The field A loops around the solenoid. An increasing current through the solenoid
generates a constant B (instead of a zero B) at its near outside area in the form of:

$$\vec{B} ~=~ \mbox{curl}\left\{~ -\frac{(ct-r)y}{r^2}~,~ \frac{(ct-r)x}{r^2} ~,~ 0 ~ \right\} ~=~ c\left\{~ 0~,~0~,~ -\frac{1}{r}~ \right\}$$

There is also a circular E field:

$$\vec{E} ~=~ -\frac{\partial}{\partial t}\left\{~ -\frac{(ct-r)y}{r^2}~,~ \frac{(ct-r)x}{r^2} ~,~ 0 ~ \right\} ~=~ c\left\{~ \frac{y}{r^2}~,~ -\frac{x}{r^2} ~,~ 0 ~ \right\}$$

Plus a radially outwards directing Poynting vector:

$$\vec{P} ~=~ \vec{E}\times\vec{H} ~=~ \frac{c^2}{\mu_o}\left\{~ \frac{x}{r^3}~,~ \frac{y}{r^3} ~,~ 0 ~ \right\}$$

Note that div P = 0 so the energy-density in the near outside field of the solenoid
remains constant.

A sudden increase in the current in the solenoid will cause a sudden increase in A
looping around the solenoid which spreads outwards with the lightspeed c. It only
acts on the loop when it reaches it (via E = -dA/dt).

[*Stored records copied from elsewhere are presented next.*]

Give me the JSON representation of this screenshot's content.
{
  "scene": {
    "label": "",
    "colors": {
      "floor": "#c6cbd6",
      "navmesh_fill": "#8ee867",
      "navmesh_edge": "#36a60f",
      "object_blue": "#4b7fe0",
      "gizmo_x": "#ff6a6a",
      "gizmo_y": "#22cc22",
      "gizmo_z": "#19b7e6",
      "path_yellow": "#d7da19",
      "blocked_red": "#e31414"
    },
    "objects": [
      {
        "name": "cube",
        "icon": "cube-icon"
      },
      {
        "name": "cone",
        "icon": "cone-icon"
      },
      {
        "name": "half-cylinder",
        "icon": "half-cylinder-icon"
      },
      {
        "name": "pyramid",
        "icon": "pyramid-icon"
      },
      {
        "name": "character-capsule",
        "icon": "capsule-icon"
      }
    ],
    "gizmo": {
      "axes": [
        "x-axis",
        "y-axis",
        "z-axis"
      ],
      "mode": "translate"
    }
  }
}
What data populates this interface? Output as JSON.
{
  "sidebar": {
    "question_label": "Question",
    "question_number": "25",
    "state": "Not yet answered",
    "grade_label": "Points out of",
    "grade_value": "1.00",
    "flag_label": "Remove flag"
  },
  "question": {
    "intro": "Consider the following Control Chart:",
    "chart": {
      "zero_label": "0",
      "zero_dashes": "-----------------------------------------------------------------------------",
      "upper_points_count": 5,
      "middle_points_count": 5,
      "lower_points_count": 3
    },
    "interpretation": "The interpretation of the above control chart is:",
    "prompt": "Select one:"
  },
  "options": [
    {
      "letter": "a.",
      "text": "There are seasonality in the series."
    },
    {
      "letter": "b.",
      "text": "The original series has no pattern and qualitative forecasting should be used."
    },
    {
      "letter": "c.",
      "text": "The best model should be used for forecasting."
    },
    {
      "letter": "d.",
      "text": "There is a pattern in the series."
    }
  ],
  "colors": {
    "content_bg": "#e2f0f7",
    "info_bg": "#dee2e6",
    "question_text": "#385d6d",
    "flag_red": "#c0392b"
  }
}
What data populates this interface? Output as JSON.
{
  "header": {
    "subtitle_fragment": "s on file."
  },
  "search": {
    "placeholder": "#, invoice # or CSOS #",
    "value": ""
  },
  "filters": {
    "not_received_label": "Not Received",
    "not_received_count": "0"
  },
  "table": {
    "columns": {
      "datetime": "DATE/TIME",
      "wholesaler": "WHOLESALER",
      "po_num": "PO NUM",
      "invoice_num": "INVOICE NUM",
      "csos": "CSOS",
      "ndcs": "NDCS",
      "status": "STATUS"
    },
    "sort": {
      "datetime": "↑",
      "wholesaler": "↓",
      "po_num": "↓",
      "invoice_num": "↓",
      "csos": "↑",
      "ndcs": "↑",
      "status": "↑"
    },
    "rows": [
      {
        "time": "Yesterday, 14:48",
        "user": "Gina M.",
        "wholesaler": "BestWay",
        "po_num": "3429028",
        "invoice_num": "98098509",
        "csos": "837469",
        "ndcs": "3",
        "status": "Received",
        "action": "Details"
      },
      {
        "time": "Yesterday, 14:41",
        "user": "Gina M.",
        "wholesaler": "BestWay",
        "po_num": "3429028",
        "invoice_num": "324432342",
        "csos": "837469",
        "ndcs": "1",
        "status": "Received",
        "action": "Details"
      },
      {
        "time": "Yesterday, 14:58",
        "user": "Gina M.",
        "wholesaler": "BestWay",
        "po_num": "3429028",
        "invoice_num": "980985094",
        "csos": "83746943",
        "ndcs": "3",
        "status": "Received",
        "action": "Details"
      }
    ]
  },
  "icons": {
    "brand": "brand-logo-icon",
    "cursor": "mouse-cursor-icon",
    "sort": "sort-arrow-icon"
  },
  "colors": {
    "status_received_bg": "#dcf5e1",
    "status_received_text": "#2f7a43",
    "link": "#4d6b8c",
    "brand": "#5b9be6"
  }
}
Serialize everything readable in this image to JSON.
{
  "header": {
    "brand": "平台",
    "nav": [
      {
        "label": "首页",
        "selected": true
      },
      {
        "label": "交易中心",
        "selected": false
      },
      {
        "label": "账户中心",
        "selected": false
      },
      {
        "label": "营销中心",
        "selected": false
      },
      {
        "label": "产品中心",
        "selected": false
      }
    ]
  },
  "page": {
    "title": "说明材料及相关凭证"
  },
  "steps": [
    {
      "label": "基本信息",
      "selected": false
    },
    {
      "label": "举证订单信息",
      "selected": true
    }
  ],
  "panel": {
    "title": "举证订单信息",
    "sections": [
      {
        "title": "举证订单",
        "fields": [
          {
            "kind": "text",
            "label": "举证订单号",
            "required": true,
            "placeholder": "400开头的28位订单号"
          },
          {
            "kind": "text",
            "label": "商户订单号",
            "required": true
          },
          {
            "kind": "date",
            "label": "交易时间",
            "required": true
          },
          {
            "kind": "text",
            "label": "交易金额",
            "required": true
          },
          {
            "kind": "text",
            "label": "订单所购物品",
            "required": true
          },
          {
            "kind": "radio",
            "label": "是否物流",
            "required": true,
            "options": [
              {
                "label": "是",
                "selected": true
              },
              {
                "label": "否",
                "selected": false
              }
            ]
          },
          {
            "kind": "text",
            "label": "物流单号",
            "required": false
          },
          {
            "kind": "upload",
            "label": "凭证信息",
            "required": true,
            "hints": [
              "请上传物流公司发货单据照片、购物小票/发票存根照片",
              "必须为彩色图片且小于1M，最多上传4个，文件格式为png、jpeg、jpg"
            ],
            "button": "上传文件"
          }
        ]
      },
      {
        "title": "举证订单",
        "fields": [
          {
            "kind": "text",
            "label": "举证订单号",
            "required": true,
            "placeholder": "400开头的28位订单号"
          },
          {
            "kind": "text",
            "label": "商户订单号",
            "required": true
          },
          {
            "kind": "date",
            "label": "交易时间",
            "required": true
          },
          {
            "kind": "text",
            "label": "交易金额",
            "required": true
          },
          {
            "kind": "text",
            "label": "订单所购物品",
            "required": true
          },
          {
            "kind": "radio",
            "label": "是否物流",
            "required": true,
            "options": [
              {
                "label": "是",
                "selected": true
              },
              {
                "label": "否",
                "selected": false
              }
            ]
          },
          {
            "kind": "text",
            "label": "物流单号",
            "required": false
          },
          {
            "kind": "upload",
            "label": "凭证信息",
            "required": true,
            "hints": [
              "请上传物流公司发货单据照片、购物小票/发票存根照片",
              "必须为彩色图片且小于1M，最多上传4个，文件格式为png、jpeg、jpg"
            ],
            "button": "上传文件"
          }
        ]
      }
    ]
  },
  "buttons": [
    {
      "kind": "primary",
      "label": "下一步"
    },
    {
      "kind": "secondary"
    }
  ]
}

There's absolutely nothing non-local.

Regards, Hans

Last edited: Mar 9, 2009
18. Mar 10, 2009

### fizzle

It's an identity, there is no cause-and-effect implied so there's no action at a distance. See Stoke's Theorem relating the surface integral to the line integral of a vector field.

19. Mar 10, 2009

### Phrak

Thanks Hans. Those equations are an end result. I'll see if I get them for a solenoid--but in cylindrical coordinates.

@fizzle. Most equations are identities. So you're saying transformers don't work, or if they do, classical electromagnetism doesn't tell us how they work?

20. Mar 10, 2009

### fizzle

No, I'm saying that there is no cause and effect implied in that equation. The line integral and surface integral change simultaneously. They are two descriptions of the same thing.